Bill O’Reilly, Fox Broadcasting’s arbiter of moral values and women’s private parts, has had it with God.

“You know, am I mad at God?  Yeah, I’m mad at him,” O’Reilly said in a recent podcast after being outted for his 32 million dollar sexual harassment settlement.

Meanwhile from on high, Heavenly Leakers spread the word … O’Reilly may be mad … but God’s eternally pissed.

After Mr. O’Reilly’s grandstand play … God’s on a mission to teach O’Reilly a lesson for all-time … up close and personal!


It’s clear O’Reilly’s missed the whole Adam-Eve-Eden-scandal of original sin … man’s falling from grace.

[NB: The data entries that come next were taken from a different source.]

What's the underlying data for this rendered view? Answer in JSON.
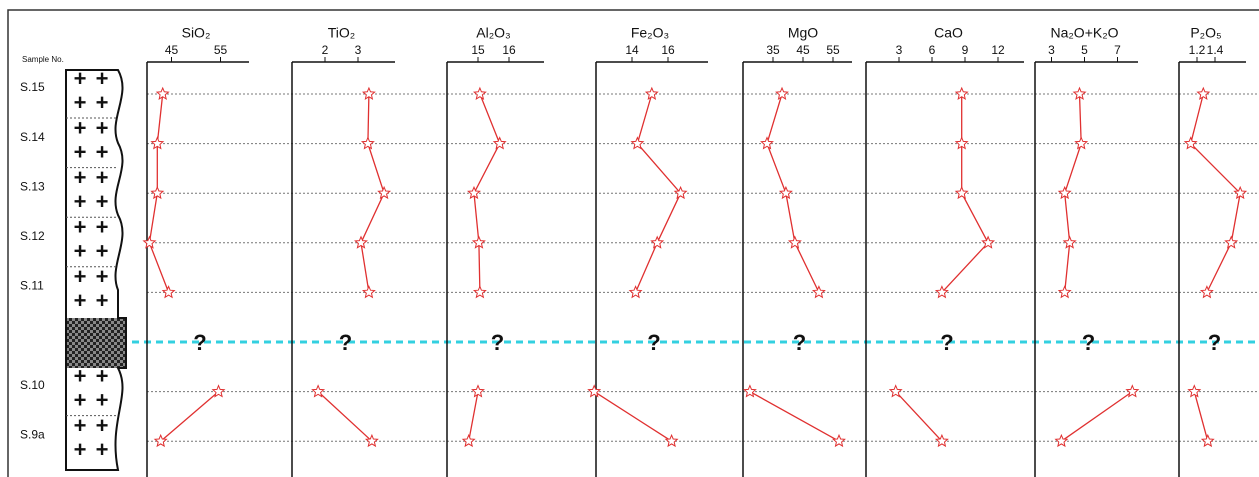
{
  "sample_label": "Sample No.",
  "samples": [
    "S.15",
    "S.14",
    "S.13",
    "S.12",
    "S.11",
    null,
    "S.10",
    "S.9a"
  ],
  "chart_data": [
    {
      "type": "line",
      "title": "SiO₂",
      "xlim": [
        40,
        60
      ],
      "xticks": [
        45,
        55
      ],
      "color": "#e03030",
      "annotation": "?",
      "values": [
        43.2,
        42.1,
        42.1,
        40.5,
        44.4,
        null,
        54.6,
        42.8
      ]
    },
    {
      "type": "line",
      "title": "TiO₂",
      "xlim": [
        1,
        4
      ],
      "xticks": [
        2,
        3
      ],
      "color": "#e03030",
      "annotation": "?",
      "values": [
        3.33,
        3.3,
        3.79,
        3.09,
        3.33,
        null,
        1.79,
        3.42
      ]
    },
    {
      "type": "line",
      "title": "Al₂O₃",
      "xlim": [
        14,
        17
      ],
      "xticks": [
        15,
        16
      ],
      "color": "#e03030",
      "annotation": "?",
      "values": [
        15.06,
        15.7,
        14.87,
        15.03,
        15.06,
        null,
        15,
        14.7
      ]
    },
    {
      "type": "line",
      "title": "Fe₂O₃",
      "xlim": [
        12,
        18
      ],
      "xticks": [
        14,
        16
      ],
      "color": "#e03030",
      "annotation": "?",
      "values": [
        15.1,
        14.3,
        16.7,
        15.4,
        14.2,
        null,
        11.9,
        16.2
      ]
    },
    {
      "type": "line",
      "title": "MgO",
      "xlim": [
        25,
        60
      ],
      "xticks": [
        35,
        45,
        55
      ],
      "color": "#e03030",
      "annotation": "?",
      "values": [
        38,
        33,
        39.3,
        42.3,
        50.3,
        null,
        27.3,
        57
      ]
    },
    {
      "type": "line",
      "title": "CaO",
      "xlim": [
        0,
        14
      ],
      "xticks": [
        3,
        6,
        9,
        12
      ],
      "color": "#e03030",
      "annotation": "?",
      "values": [
        8.7,
        8.7,
        8.7,
        11.1,
        6.9,
        null,
        2.7,
        6.9
      ]
    },
    {
      "type": "line",
      "title": "Na₂O+K₂O",
      "xlim": [
        2,
        8
      ],
      "xticks": [
        3,
        5,
        7
      ],
      "color": "#e03030",
      "annotation": "?",
      "values": [
        4.7,
        4.8,
        3.8,
        4.1,
        3.8,
        null,
        7.9,
        3.6
      ]
    },
    {
      "type": "line",
      "title": "P₂O₅",
      "xlim": [
        1,
        1.7
      ],
      "xticks": [
        1.2,
        1.4
      ],
      "color": "#e03030",
      "annotation": "?",
      "values": [
        1.27,
        1.13,
        1.68,
        1.58,
        1.31,
        null,
        1.17,
        1.32
      ]
    }
  ]
}
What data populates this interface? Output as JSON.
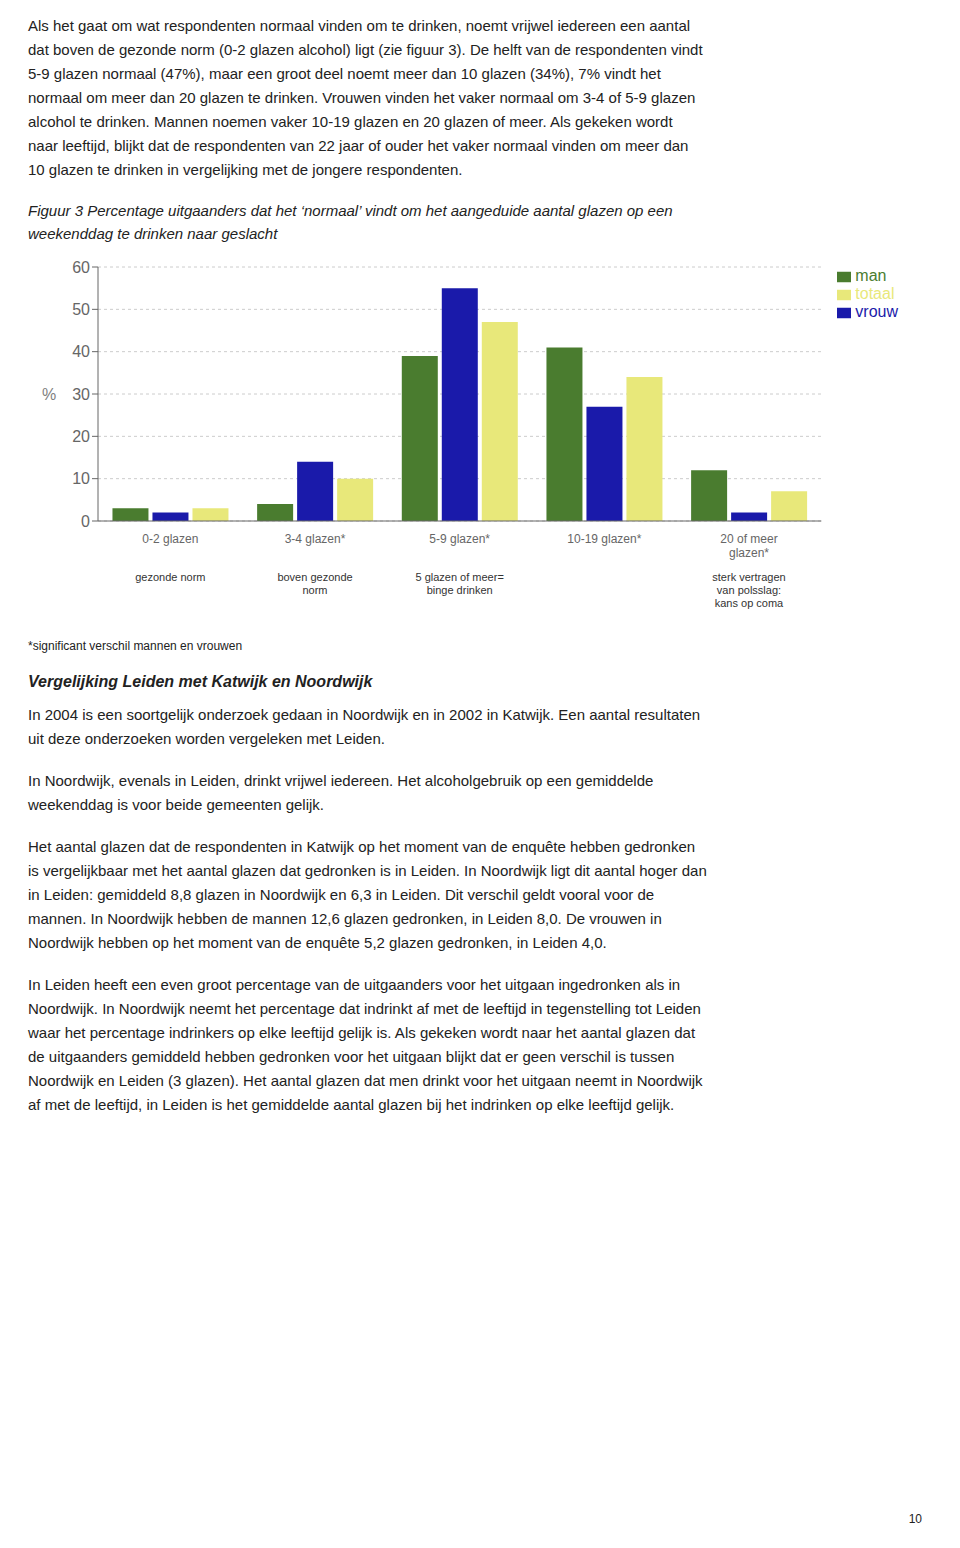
{
  "chart_data": {
    "type": "bar",
    "title": "Figuur 3  Percentage uitgaanders dat het ‘normaal’ vindt om het aangeduide aantal glazen op een\nweekenddag te drinken naar geslacht",
    "categories": [
      "0-2 glazen",
      "3-4 glazen*",
      "5-9 glazen*",
      "10-19 glazen*",
      "20 of meer\nglazen*"
    ],
    "category_notes": [
      "gezonde norm",
      "boven gezonde\nnorm",
      "5 glazen of meer=\nbinge drinken",
      null,
      "sterk vertragen\nvan polsslag:\nkans op coma"
    ],
    "series": [
      {
        "name": "man",
        "color": "#4a7c2f",
        "values": [
          3,
          4,
          39,
          41,
          12
        ]
      },
      {
        "name": "vrouw",
        "color": "#1a1aaa",
        "values": [
          2,
          14,
          55,
          27,
          2
        ]
      },
      {
        "name": "totaal",
        "color": "#e8e87a",
        "values": [
          3,
          10,
          47,
          34,
          7
        ]
      }
    ],
    "ylabel": "%",
    "ylim": [
      0,
      60
    ],
    "yticks": [
      0,
      10,
      20,
      30,
      40,
      50,
      60
    ],
    "grid": true,
    "legend": "right",
    "annotations": [
      "Als het gaat om wat respondenten normaal vinden om te drinken, noemt vrijwel iedereen een aantal\ndat boven de gezonde norm (0-2 glazen alcohol) ligt (zie figuur 3). De helft van de respondenten vindt\n5-9 glazen normaal (47%), maar een groot deel noemt meer dan 10 glazen (34%), 7% vindt het\nnormaal om meer dan 20 glazen te drinken. Vrouwen vinden het vaker normaal om 3-4 of 5-9 glazen\nalcohol te drinken. Mannen noemen vaker 10-19 glazen en 20 glazen of meer. Als gekeken wordt\nnaar leeftijd, blijkt dat de respondenten van 22 jaar of ouder het vaker normaal vinden om meer dan\n10 glazen te drinken in vergelijking met de jongere respondenten.",
      "*significant verschil mannen en vrouwen",
      "Vergelijking Leiden met Katwijk en Noordwijk",
      "In 2004 is een soortgelijk onderzoek gedaan in Noordwijk en in 2002 in Katwijk. Een aantal resultaten\nuit deze onderzoeken worden vergeleken met Leiden.",
      "In Noordwijk, evenals in Leiden, drinkt vrijwel iedereen. Het alcoholgebruik op een gemiddelde\nweekenddag is voor beide gemeenten gelijk.",
      "Het aantal glazen dat de respondenten in Katwijk op het moment van de enquête hebben gedronken\nis vergelijkbaar met het aantal glazen dat gedronken is in Leiden. In Noordwijk ligt dit aantal hoger dan\nin Leiden: gemiddeld 8,8 glazen in Noordwijk en 6,3 in Leiden. Dit verschil geldt vooral voor de\nmannen. In Noordwijk hebben de mannen 12,6 glazen gedronken, in Leiden 8,0. De vrouwen in\nNoordwijk hebben op het moment van de enquête 5,2 glazen gedronken, in Leiden 4,0.",
      "In Leiden heeft een even groot percentage van de uitgaanders voor het uitgaan ingedronken als in\nNoordwijk. In Noordwijk neemt het percentage dat indrinkt af met de leeftijd in tegenstelling tot Leiden\nwaar het percentage indrinkers op elke leeftijd gelijk is. Als gekeken wordt naar het aantal glazen dat\nde uitgaanders gemiddeld hebben gedronken voor het uitgaan blijkt dat er geen verschil is tussen\nNoordwijk en Leiden (3 glazen). Het aantal glazen dat men drinkt voor het uitgaan neemt in Noordwijk\naf met de leeftijd, in Leiden is het gemiddelde aantal glazen bij het indrinken op elke leeftijd gelijk.",
      "10"
    ]
  }
}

God’s decided that it’s gonna take a good ‘ole fashioned ass whuppin’ to convince the wrinkled-prune-of-a-dried-up-wannabe-sex-symbol, that if your arms aren’t long enough to box with God … you shouldn’t!

Here’s the message delivered to the masses though his Son and manager …  “God’s Ready to Rumble!”


“In this digital age, we’re not sending Moses to lay down a few simple rules of the road to a wandering ragtag Lost Tribe,” says Jesus.

No clay tablets here … look for a mass worldwide broadcast in 3D on HTV … that’s Heavenly TV to you Heathens, Pagans and non-believers.

“There’s only one way to settle this … and that’s to climb in the ring with the Supreme Gladiator … God the Father.

“Watch God ‘Open a can of Whup Ass’ on O’Reilly for only $6.66 … which includes two pair of 3D glasses.

“Dad just wants to get O’Reilly into the ring with Him.  We’re way beyond a Sunday School lesson with this guy.


At the prefight weigh in, which was a formality since God has no measureable physical form, the Gladiator Supreme and the One-Who-Denigrates-Women faced off.

God suggested that Mr. O’Reilly, clearly the underdog, review the Old Testament and come to the fight Samson-like … armed with the jawbone of an ass … or emulate David with a few smooth flat river rocks and a sling.

O’Reilly implored God to take this opportunity to show His magnanimity and forgiveness to “Man-Kind” starting with him … Bill O’Reilly.

That produced a laugh from the Almighty One that rocked the heavens and sent O’Reilly scurrying rat-like back to his locker room hidey-hole … for more “locker room talk.”

The last words heard from O’Reilly were … “Tell Him I’ll donate 32 million to any church he wants … I promise.  I swear.  Oh, please God … it’ll be a ‘Deal made in Heaven!’”

Just sayin’ …

8 thoughts on “Grudge Match: God vs Bill O’Reilly

      • Oops, my man … Don’t offer me such good lines after I’ve posted my Blog. “Pray for View TV” is a whole lot better than “Heavenly TV.” Am I gonna hafta send you drafts of my Blog before posting?

        Thanks for reading … I do like your PVTV!

    • Hi TL … I agree … when I saw him on the news as a part of his podcast, he really looked old and worn out … what a difference professional makeup & lighting does for an ugly old white man!

      Wonder what his podcast viewership is? Most old white male viewers don’t even know what a podcast is much less how to watch one on their computer …

      Thanks for reading and commenting

  1. Yes, Richard, “God’s Ready to Rumble” with the “wrinkled-prune-of-a-dried-up-wannabe-sex-symbol” is seriously absurd. Have you noticed that those who shall not be named are even more seriously absurd than you are?

    • Hi Lee … Thanks for commenting … I can’t keep up with the absurdities … and, most times I feel that my observations are far less absurd than the realities that constantly occur.

      This I know … I’m sure having fun and don’t feel like I’m gonna run out of material … Appreciate your support, Lee

  2. Late but still reading!
    Yes, I’m sure that God is asking Herself, “Don’t these arrogant dumb asses know I see/hear everything?!”
    First it was trump: “I’m completely innocent, but I’m still handing over $25M in settlement charges to avoid a nasty I-might-go-to-prison fraud trial.”
    Then it was o’reilly assuring his Fox “News” coolaid-guzzling, brain-dead devotees: “Me, too, only I’ll raise the Swindler-in-Chief with a $32M settlement!”
    And now o’reilly is mad at God??!
    I didn’t go to law school, but when you agree to a settlement of massive $ proportions, doesn’t that kinda admit, “I’m guilty as hell, but I’m certainly not admitting to any wrongdoing”?
    And speaking of hell, I hope these two clowns get adjoining penthouse suites.